= Aero International (Regional) =

Multinational aviation consortium

Aero International (Regional) or AI(R) was a short-lived multi-national consortium intended to merge the businesses of the French-Italian Avions de Transport Regional (ATR) and British Aerospace Regional Aircraft (BAe) (which comprised Avro International Aerospace and Jetstream Aircraft).

AI(R) was launched in 1996 to perform marketing, sales, support and aircraft development of the partners' transport aircraft and to oversee future programs.

In its first year of operation, AI(R) earned USD1.3b on sales of 38 turboprops and 21 regional jets.

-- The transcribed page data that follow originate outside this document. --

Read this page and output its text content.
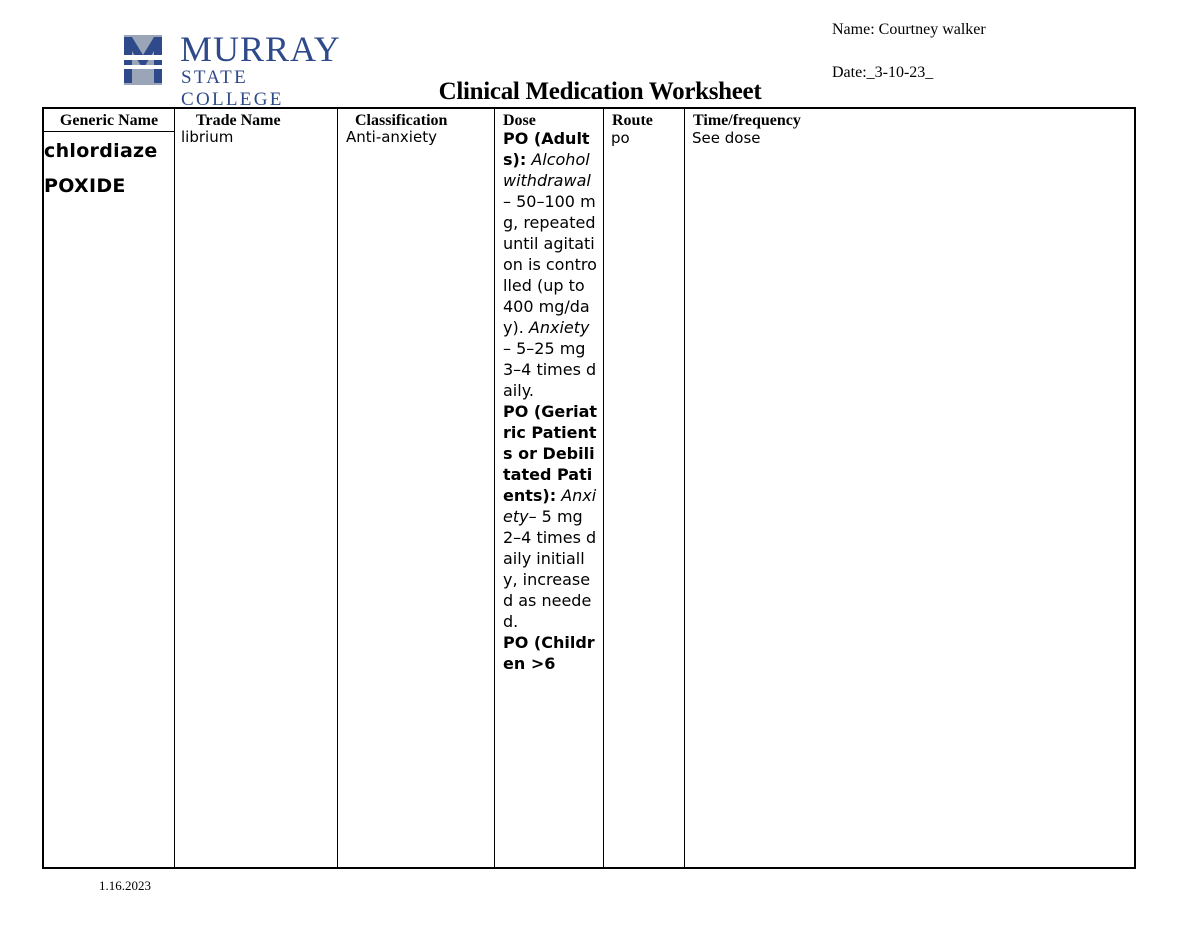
MURRAY
STATE COLLEGE
Name: Courtney walker
Date:_3-10-23_
Clinical Medication Worksheet
Generic Name
chlordiaze
POXIDE
Trade Name
librium
Classification
Anti-anxiety
Dose
PO (Adults): Alcohol withdrawal– 50–100 mg, repeated until agitation is controlled (up to 400 mg/day). Anxiety– 5–25 mg 3–4 times daily.
PO (Geriatric Patients or Debilitated Patients): Anxiety– 5 mg 2–4 times daily initially, increased as needed.
PO (Children >6
Route
po
Time/frequency
See dose
1.16.2023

AI(R)'s product range included the British Aerospace Jetstream 31 and 41, but BAe announced it would cease production in May 1997. The proposed Jetstream 61, an improved British Aerospace ATP, was cancelled because it overlapped with the already established ATR 72.

AI(R)'s AIRJET project studied a new 70-seat regional jet for two years developed from the ATR-42, before deciding not to proceed in December 1997, after BAe decided it would not make a major investment in the project.

In 1997 another plan to build a 100-seat jet with Asian partner companies was transferred to Airbus Industrie.

The organization disbanded in July 1998, with ATR and British Aerospace regaining full independence.